Несколько раз он заглядывал в опочивальню, подходил к ложу, приготовленному постельничим для спанья, но тотчас же отходил прочь и садился снова в свое любимое кресло, убранное леопардовыми шкурами, подаренными ему английским послом Ченслером. Здесь он, в полусне, и провел эту ночь.
IIIБлаговест всех московских сорока-сороков, гром выстрелов кремлевских пушек возвестили о выступлении войска в поход.
Вся Москва с мала до велика высыпала на улицы и площади, провожая войско добрыми пожеланиями. Певцы, под струны гусель, распевали сочиненные ими самими стихиры, прославлявшие храбрость непобедимых русских витязей. Они поминали прежде живших великих московских князей, пели славу великому князю и царю всея Руси Ивану Васильевичу, «самодержцу и могучему покорителю царств».

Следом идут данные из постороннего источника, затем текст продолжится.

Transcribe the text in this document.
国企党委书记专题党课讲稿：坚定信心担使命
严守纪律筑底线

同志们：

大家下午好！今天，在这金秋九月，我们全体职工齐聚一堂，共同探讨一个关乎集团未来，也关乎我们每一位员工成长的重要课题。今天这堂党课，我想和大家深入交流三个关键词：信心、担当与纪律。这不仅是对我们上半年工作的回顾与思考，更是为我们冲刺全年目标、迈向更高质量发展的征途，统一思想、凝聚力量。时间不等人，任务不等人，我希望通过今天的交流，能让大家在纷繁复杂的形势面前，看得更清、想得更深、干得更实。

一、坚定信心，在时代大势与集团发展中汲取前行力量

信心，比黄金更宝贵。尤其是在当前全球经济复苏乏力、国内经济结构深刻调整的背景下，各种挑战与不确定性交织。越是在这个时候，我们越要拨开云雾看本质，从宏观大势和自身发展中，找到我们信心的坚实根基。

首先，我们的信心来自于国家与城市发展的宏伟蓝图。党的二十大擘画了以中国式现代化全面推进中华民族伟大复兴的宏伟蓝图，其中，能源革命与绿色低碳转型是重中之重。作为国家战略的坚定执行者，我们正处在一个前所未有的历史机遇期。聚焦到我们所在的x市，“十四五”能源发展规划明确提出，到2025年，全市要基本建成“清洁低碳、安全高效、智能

У Покровского собора [45]находился и сам царь Иван. Сидя верхом на коне, он пропускал мимо себя двинувшееся из Фроловских (Спасских) ворот войско.
Его боевой арабский скакун под звуки набатов и свирелей нетерпеливо перебирал ногами, как будто тоже рвался идти вместе с войском.

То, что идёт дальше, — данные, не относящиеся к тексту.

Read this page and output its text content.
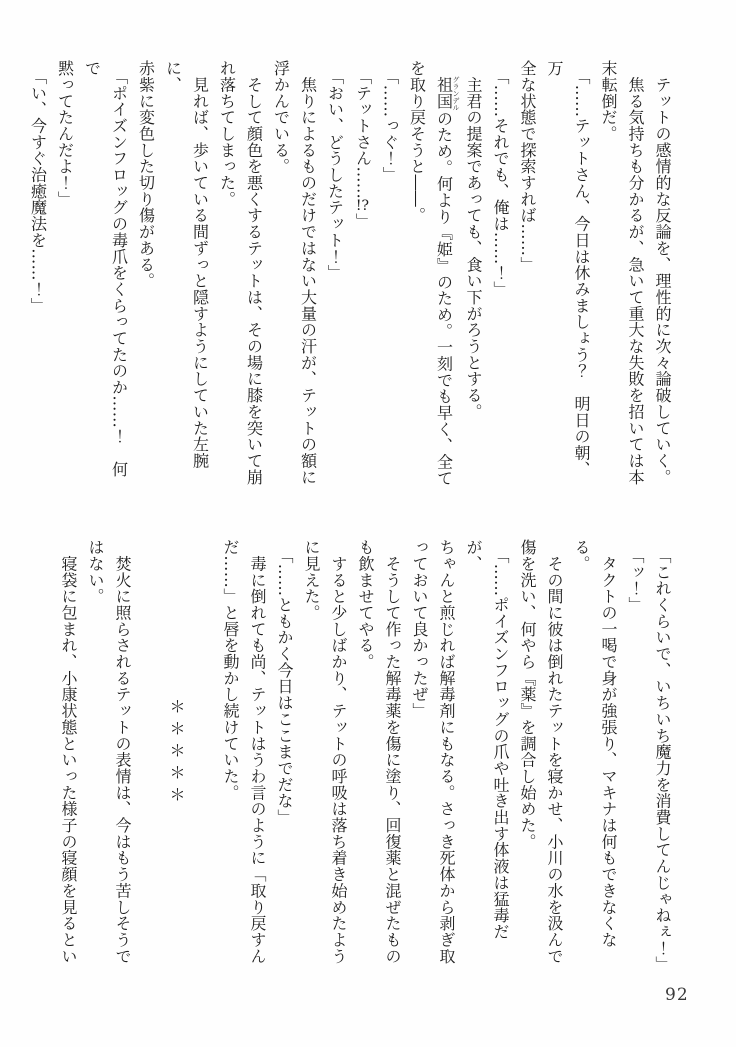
　テットの感情的な反論を、理性的に次々論破していく。

　焦る気持ちも分かるが、急いて重大な失敗を招いては本

末転倒だ。

　「……テットさん、今日は休みましょう？　明日の朝、万

全な状態で探索すれば……」

　「……それでも、俺は……！」

　主君の提案であっても、食い下がろうとする。

　祖国グランデルのため。何より『姫』のため。一刻でも早く、全て

を取り戻そうと――。

　「……っぐ！」

　「テットさん……!?」

　「おい、どうしたテット！」

　焦りによるものだけではない大量の汗が、テットの額に

浮かんでいる。

　そして顔色を悪くするテットは、その場に膝を突いて崩

れ落ちてしまった。

　見れば、歩いている間ずっと隠すようにしていた左腕に、

赤紫に変色した切り傷がある。

　「ポイズンフロッグの毒爪をくらってたのか……！　何で

黙ってたんだよ！」

　「い、今すぐ治癒魔法を……！」

　「これくらいで、いちいち魔力を消費してんじゃねぇ！」

　「ッ！」

　タクトの一喝で身が強張り、マキナは何もできなくなる。

　その間に彼は倒れたテットを寝かせ、小川の水を汲んで

傷を洗い、何やら『薬』を調合し始めた。

　「……ポイズンフロッグの爪や吐き出す体液は猛毒だが、

ちゃんと煎じれば解毒剤にもなる。さっき死体から剥ぎ取

っておいて良かったぜ」

　そうして作った解毒薬を傷に塗り、回復薬と混ぜたもの

も飲ませてやる。

　すると少しばかり、テットの呼吸は落ち着き始めたよう

に見えた。

　「……ともかく今日はここまでだな」

　毒に倒れても尚、テットはうわ言のように「取り戻すん

だ……」と唇を動かし続けていた。

＊＊＊＊＊

　焚火に照らされるテットの表情は、今はもう苦しそうで

はない。

　寝袋に包まれ、小康状態といった様子の寝顔を見るとい

92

Иван Васильевич весело приветствовал проезжавших мимо него воевод, сотников, пушкарей, бодро шагавших пехотинцев – стрельцов, копейщиков. Он дождался, пока все войско пройдет мимо него, а затем, помолившись на храм Покрова, повернул коня в Кремль.
* * *Пушкарский сотник Анисим Кусков – начальник Андрейки – в дороге был прост и разговорчив, хотя и дворянин. Он не скрывал своей неприязни к боярам и все время норовил держаться около дворян и простых служилых людей. На плохой лошаденке, сгорбившись, прибыл он из родной усадьбы, долго ахал, вздыхал, жаловался на плохую дорогу и был очень рад, когда Андрейка уступил ему своего вороного мерина, полученного в Пушкарской слободе.

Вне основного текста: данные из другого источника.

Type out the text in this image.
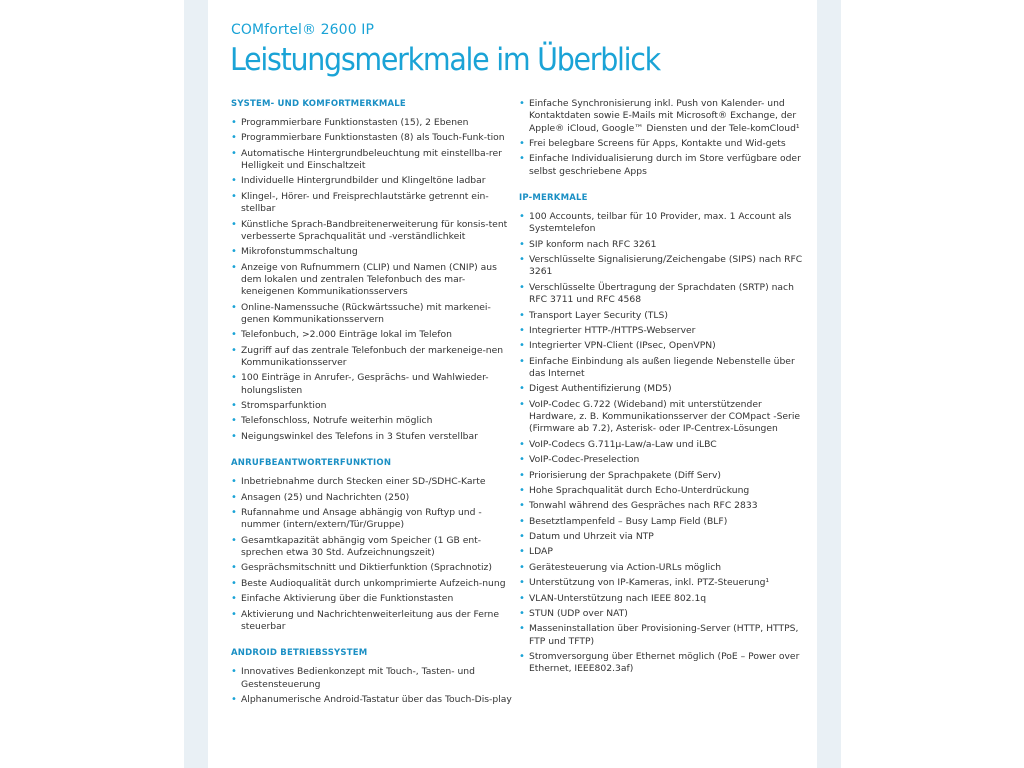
COMfortel® 2600 IP
Leistungsmerkmale im Überblick
SYSTEM- UND KOMFORTMERKMALE
• Programmierbare Funktionstasten (15), 2 Ebenen
• Programmierbare Funktionstasten (8) als Touch-Funk-tion
• Automatische Hintergrundbeleuchtung mit einstellba-rer Helligkeit und Einschaltzeit
• Individuelle Hintergrundbilder und Klingeltöne ladbar
• Klingel-, Hörer- und Freisprechlautstärke getrennt ein-stellbar
• Künstliche Sprach-Bandbreitenerweiterung für konsis-tent verbesserte Sprachqualität und -verständlichkeit
• Mikrofonstummschaltung
• Anzeige von Rufnummern (CLIP) und Namen (CNIP) aus dem lokalen und zentralen Telefonbuch des mar-keneigenen Kommunikationsservers
• Online-Namenssuche (Rückwärtssuche) mit markenei-genen Kommunikationsservern
• Telefonbuch, >2.000 Einträge lokal im Telefon
• Zugriff auf das zentrale Telefonbuch der markeneige-nen Kommunikationsserver
• 100 Einträge in Anrufer-, Gesprächs- und Wahlwieder-holungslisten
• Stromsparfunktion
• Telefonschloss, Notrufe weiterhin möglich
• Neigungswinkel des Telefons in 3 Stufen verstellbar
ANRUFBEANTWORTERFUNKTION
• Inbetriebnahme durch Stecken einer SD-/SDHC-Karte
• Ansagen (25) und Nachrichten (250)
• Rufannahme und Ansage abhängig von Ruftyp und -nummer (intern/extern/Tür/Gruppe)
• Gesamtkapazität abhängig vom Speicher (1 GB ent-sprechen etwa 30 Std. Aufzeichnungszeit)
• Gesprächsmitschnitt und Diktierfunktion (Sprachnotiz)
• Beste Audioqualität durch unkomprimierte Aufzeich-nung
• Einfache Aktivierung über die Funktionstasten
• Aktivierung und Nachrichtenweiterleitung aus der Ferne steuerbar
ANDROID BETRIEBSSYSTEM
• Innovatives Bedienkonzept mit Touch-, Tasten- und Gestensteuerung
• Alphanumerische Android-Tastatur über das Touch-Dis-play
• Einfache Synchronisierung inkl. Push von Kalender- und Kontaktdaten sowie E-Mails mit Microsoft® Exchange, der Apple® iCloud, Google™ Diensten und der Tele-komCloud¹
• Frei belegbare Screens für Apps, Kontakte und Wid-gets
• Einfache Individualisierung durch im Store verfügbare oder selbst geschriebene Apps
IP-MERKMALE
• 100 Accounts, teilbar für 10 Provider, max. 1 Account als Systemtelefon
• SIP konform nach RFC 3261
• Verschlüsselte Signalisierung/Zeichengabe (SIPS) nach RFC 3261
• Verschlüsselte Übertragung der Sprachdaten (SRTP) nach RFC 3711 und RFC 4568
• Transport Layer Security (TLS)
• Integrierter HTTP-/HTTPS-Webserver
• Integrierter VPN-Client (IPsec, OpenVPN)
• Einfache Einbindung als außen liegende Nebenstelle über das Internet
• Digest Authentifizierung (MD5)
• VoIP-Codec G.722 (Wideband) mit unterstützender Hardware, z. B. Kommunikationsserver der COMpact -Serie (Firmware ab 7.2), Asterisk- oder IP-Centrex-Lösungen
• VoIP-Codecs G.711µ-Law/a-Law und iLBC
• VoIP-Codec-Preselection
• Priorisierung der Sprachpakete (Diff Serv)
• Hohe Sprachqualität durch Echo-Unterdrückung
• Tonwahl während des Gespräches nach RFC 2833
• Besetztlampenfeld – Busy Lamp Field (BLF)
• Datum und Uhrzeit via NTP
• LDAP
• Gerätesteuerung via Action-URLs möglich
• Unterstützung von IP-Kameras, inkl. PTZ-Steuerung¹
• VLAN-Unterstützung nach IEEE 802.1q
• STUN (UDP over NAT)
• Masseninstallation über Provisioning-Server (HTTP, HTTPS, FTP und TFTP)
• Stromversorgung über Ethernet möglich (PoE – Power over Ethernet, IEEE802.3af)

Из дальнейшей беседы пушкари узнали, что на войну идет он добывать себе благо. Кабы не война, ему бы грозило полное разорение. Рассказывал он и о том, как многие незнатные дворяне попадали в милость к царям за подвиги в прежние войны. Их зачисляли в боярские дети, а были и такие, что получали княжеское звание, и земли отдавали им в завоеванных странах самые лучшие.
– Богом да царем Русь крепка, – вразумительно говорил Кусков. – При солнце – тепло, при государе – добро.
В это время мимо проезжал на скакуне Василий Грязной. Нарядно одетый в шубу, крытую бархатом с золотыми узорами, он браво сидел на коне, лихо заломив татарскую шапку с орлиным пером. Увидев Кускова, он поманил его к себе. Поехали рядом. И, как показалось Андрейке, разговор у дворян зашел о них, пушкарях, потому что оба два раза оборачивались в сторону, где шел Андрейка с товарищами.